The Questions of Developmental Biology

Neural regeneration
While the central nervous system is characterized by its ability to change and make new
connections, it has very little regenerative capacity. However, the peripheral nervous system,
especially the motor neurons, has significant regenerative powers, even in adult mammals.
The regeneration of motor neurons involves regrowing a severed axon, not replacing a missing or
diseased cell body. If the cell body of a motor neuron is destroyed, it cannot be replaced.
The myelin sheath that covers the axon is necessary for its regeneration. This sheath is made by
the Schwann cells, a type of glial cell in the peripheral nervous system (see Chapter 12). When an
axon is severed, the Schwann cells divide to form a pathway along which the axon can grow from
the proximal stump. This proliferation of the Schwann cells is critical for directing the
regenerating axon to the original Schwann cell basement membrane. If the regrowing axon can
find that basement membrane, it can be guided to its target and restore the original connection.
The regenerating neuron secretes mitogens that allow the Schwann cells to divide. Some of these
mitogens are specific to the developing or regenerating nervous system (Livesey et al. 1997).
The neurons of the central nervous system cannot regenerate their axons under normal
conditions. Thus, spinal cord injuries can cause permanent paralysis. As mentioned in Chapter 12,
one strategy to get around this block is to find ways of enlarging the population of neural stem
cells and to direct their development in ways that circumvent the lesions caused by disease or
trauma. The neural stem cells found in adult mammals may be very similar to embryonic neural
stem cells and can respond to the same growth factors (Johe et al. 1996; Johansson et al. 1999).
Another strategy for CNS neural regeneration is to create environments that encourage axonal
growth. Unlike the Schwann cell of the peripheral nervous system, the myelinating cell of the
central nervous system, the oligodendrocyte, produces substances that inhibit axon regeneration
(Schwab and Caroni 1988). Schwann cells transplanted from the peripheral nervous system into a
CNS lesion are able to encourage the growth of CNS axons to their targets (Keirstead et al. 1999;
Weidner et al. 1999).
Two substances that are inhibitory to neuron outgrowth have been isolated from
oligodendrocyte myelin. The first is myelin-associated glycoprotein; the second is Nogo-1
(Mukhopadyay et al. 1994; Chen et al. 2000; GrandPré et al 2000). Antibodies against Nogo-1
allow partial regeneration after spinal cord injury (Schnell and Schwab 1990).

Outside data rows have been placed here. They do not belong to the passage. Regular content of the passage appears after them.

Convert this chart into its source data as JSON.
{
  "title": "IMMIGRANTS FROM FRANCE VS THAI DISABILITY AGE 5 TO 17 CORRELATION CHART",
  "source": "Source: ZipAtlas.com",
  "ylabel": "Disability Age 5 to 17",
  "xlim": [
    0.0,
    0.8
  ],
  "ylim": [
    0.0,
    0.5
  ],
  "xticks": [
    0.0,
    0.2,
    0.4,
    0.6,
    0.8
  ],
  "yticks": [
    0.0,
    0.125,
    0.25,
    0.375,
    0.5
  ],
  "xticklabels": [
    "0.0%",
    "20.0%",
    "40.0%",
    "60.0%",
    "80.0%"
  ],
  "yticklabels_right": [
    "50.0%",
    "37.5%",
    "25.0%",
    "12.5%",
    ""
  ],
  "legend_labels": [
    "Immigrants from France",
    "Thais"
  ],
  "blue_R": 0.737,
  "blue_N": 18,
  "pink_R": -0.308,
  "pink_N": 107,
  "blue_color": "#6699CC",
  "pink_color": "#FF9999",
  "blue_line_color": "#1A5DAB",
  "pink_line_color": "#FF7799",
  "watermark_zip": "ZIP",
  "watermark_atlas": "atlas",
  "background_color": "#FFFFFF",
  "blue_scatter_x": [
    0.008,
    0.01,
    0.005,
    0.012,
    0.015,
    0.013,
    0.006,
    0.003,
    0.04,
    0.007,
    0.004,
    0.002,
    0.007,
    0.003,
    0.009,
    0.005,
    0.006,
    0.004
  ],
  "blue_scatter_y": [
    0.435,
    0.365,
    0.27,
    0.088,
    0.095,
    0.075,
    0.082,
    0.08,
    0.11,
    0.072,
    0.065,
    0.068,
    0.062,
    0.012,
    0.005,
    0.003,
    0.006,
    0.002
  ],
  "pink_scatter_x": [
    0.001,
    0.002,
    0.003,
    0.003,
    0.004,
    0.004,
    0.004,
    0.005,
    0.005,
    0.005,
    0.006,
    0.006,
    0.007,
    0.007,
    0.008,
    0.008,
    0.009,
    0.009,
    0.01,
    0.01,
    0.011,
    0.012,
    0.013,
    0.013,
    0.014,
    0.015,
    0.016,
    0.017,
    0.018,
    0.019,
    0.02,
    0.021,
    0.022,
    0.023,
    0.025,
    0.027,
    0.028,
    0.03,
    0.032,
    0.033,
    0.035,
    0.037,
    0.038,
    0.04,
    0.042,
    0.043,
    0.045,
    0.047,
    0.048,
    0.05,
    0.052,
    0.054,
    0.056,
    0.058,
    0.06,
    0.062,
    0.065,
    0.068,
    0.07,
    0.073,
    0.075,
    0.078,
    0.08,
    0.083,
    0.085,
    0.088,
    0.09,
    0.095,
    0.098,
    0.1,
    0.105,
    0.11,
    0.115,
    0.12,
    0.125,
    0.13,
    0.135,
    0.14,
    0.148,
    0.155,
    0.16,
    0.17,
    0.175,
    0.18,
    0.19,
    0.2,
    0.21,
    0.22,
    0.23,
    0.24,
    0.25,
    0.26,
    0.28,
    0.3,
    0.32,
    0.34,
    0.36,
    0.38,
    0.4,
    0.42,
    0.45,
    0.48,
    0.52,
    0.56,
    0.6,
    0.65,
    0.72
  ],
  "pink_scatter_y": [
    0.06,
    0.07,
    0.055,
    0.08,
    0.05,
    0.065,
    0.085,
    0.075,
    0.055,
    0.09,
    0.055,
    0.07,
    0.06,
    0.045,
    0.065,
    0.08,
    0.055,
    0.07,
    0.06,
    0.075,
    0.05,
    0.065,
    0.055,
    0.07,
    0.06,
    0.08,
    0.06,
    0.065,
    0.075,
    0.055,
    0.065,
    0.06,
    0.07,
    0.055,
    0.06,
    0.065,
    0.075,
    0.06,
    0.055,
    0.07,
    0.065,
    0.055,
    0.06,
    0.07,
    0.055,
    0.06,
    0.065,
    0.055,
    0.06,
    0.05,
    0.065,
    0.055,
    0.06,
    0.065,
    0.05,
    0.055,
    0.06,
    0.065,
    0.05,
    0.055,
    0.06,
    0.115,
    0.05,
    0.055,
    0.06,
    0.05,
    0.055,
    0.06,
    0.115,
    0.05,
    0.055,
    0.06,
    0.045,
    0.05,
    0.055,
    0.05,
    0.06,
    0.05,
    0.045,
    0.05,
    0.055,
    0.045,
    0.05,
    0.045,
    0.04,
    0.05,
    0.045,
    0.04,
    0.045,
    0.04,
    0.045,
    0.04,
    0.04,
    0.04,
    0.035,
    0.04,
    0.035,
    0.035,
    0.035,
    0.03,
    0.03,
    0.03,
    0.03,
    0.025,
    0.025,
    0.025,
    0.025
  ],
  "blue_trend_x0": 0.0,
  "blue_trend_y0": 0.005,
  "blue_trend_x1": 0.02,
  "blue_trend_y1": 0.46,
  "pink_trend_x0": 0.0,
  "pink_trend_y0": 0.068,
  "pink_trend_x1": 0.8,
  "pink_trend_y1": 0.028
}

Research into CNS axon regeneration may become one of the most important contributions of
developmental biology to medicine.
Aging: The Biology of Senescence
Entropy always wins. Each multicellular organism, using energy from the sun, is able to
develop and maintain its identity for only so long. Then deterioration prevails over synthesis, and
the organism ages. Aging can be defined as the time-related deterioration of the physiological
functions necessary for survival and fertility. The characteristics of aging as distinguished from
diseases of aging (such as cancer and heart disease) affect all the individuals of a species.
Many evolutionary biologists (Medawar 1952; Kirkwood 1977) would deny that aging is
part of the genetic repertoire of an animal. Rather, they would consider aging to be the default
state occurring after the animal has fulfilled the requirements of natural selection. After its
offspring are born and raised, the animal can die. Indeed, in many organisms, from moths to
salmon, this is exactly what happens. As soon as the eggs are fertilized and laid, the adults die.